SA youth lead unsafe revolution against HIV
Lungi Langa
5 August 2010
A Times article recently revealed important information about the significant strides made in halting the spread of HIV. And, this appears to be a revolution led by the youth.
According to the article the Joint United Nations Programme on HIV/AIDS (UNAIDS) released information that the rate at which HIV is spreading among youth aged 16 and 25 rapidly decreased in countries worst affected by HIV. Most of the countries managed to reduce infection by 25%.
“Young people have shown that they can be agents of change in the prevention revolution,” the report said.
Botswana, Ivory Coast, Ethiopia, Kenya, Malawi, Namibia and Zimbabwe reached the Millennium Development Goal to reduce the HIV prevalence among youth aged 15 to 24 by 25%. Burundi, Lesotho, Swaziland, the Bahamas and Haiti were tipped to achieve the goal fairly soon.
Some of the key drivers to reaching the declines were changes in sexual behaviour, delay in sexual debut and partner reduction.

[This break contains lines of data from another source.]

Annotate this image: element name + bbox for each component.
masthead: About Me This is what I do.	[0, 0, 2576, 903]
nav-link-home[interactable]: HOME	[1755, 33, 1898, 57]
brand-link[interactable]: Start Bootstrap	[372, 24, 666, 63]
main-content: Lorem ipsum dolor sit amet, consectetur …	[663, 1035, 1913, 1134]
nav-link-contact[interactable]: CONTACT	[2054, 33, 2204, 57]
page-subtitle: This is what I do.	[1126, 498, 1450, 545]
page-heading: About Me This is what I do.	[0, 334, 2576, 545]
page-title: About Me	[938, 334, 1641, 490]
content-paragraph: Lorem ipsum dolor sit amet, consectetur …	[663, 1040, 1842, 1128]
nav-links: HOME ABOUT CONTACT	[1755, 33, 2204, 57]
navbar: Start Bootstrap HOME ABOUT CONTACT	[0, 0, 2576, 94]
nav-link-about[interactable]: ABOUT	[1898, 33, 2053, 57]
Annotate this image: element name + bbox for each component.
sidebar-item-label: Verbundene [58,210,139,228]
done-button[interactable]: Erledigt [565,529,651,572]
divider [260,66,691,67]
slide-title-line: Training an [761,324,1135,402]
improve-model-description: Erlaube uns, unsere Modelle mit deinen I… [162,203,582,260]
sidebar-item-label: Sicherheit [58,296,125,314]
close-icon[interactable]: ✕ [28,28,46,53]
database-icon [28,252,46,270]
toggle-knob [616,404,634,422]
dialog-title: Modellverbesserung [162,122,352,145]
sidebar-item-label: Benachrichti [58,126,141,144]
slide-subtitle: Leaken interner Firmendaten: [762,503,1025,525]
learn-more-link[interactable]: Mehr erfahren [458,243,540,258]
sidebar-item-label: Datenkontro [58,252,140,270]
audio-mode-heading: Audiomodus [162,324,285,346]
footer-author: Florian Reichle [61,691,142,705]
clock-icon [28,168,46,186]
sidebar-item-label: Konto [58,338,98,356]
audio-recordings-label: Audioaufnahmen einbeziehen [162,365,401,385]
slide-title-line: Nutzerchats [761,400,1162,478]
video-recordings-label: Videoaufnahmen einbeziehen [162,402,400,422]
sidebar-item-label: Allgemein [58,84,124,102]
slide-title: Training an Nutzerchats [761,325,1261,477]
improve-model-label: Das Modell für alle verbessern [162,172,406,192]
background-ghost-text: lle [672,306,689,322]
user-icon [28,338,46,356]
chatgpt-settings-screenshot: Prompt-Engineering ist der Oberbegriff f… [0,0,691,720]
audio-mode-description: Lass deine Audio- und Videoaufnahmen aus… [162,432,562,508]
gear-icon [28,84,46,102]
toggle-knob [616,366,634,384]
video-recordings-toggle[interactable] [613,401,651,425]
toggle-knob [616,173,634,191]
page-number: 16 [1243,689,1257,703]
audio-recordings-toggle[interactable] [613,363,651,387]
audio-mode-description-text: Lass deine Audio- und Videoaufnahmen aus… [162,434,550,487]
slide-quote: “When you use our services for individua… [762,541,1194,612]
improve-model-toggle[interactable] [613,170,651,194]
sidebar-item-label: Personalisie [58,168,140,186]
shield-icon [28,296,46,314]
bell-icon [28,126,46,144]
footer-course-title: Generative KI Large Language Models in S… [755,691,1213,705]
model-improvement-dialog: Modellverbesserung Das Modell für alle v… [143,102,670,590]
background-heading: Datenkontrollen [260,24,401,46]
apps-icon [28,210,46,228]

Safer sex also played a significant role, with 10 countries reporting increased condom use among women, 13 countries reporting increased condom use among men and a further three reporting increased use among both sexes.
However, the report also reminds us that there are still 33.4 million people living with the disease and up to 5.7 million of those infected live in South Africa.
Reader comments on the article, however made me question what kind of revolution the youth were really leading against HIV.
Many of the comments made HIV an issue of race and a matter of cultural identity as posters entirely overlooked the cross-cultural aspects of the disease. They seemed to believe firmly that only a certain race could be infected with HIV and ignored the reality that although the epidemic is more comment in certain socio-economic settings it remains colour-blind.
As a young South African who has seen people of every race infected and affected by the disease I find such thinking puzzling. I still cannot understand what could push young South Africans who have virtually unrestrained access to information to hold on so feverishly to such thinking.
One poster even hailed the thinking of former president Thabo Mbeki and argued: “rolling out anti-retroviral toxic” would only make matters worse. Another reader commented that in his research he had “discovered [that] in fact garlic, lemon and olives do actually kill the virus”. He then referred readers to a various dubious websites that “proved” the credibility of this information.
Some of these are the oldest myths around about HIV. Most of them I’ve heard as a teenager growing up. It is sad that years after I have seen those myths demystified there is still a group of people who are being held hostage by the same thinking.
I cannot help but draw the conclusion that these few people partly demonstrate why South Africa continues to lag behind in reducing HIV infections.
When someone drew me a web of the sexual partners that he and friends were implicated in over a few months I nearly fell off my chair in shock. I could not believe the sheer size of that web – how many people had had some kind of sexual contact with each other even tough many had never met.
To me my friend was just one person, but if he was HIV positive at the time (he was having unprotected intercourse with some of the people in that web) then he would have infected some and they would in turn have infected others.
Another thing that became clear was that those who posted the comments were no longer concerned with the issue at hand – the growing AIDS pandemic claiming lives but they were more concerned with a bashing of personalities. They aimed to outsmart each other with every comment – often doing quite the opposite though.
Maybe that is the norm for posting comments in response to stories, but I think it fuels terrible myths and could be detrimental to reducing HIV infections. It would be misleading to create the idea that this select group of youth reflect the views of all the youth of South Africa.
However, it would be most unfortunate to not address this group of youth who clearly have a powerful medium to spread their dissident views about HIV.
Lungi Langa is a fellow with the HIV/AIDS and the Media Project.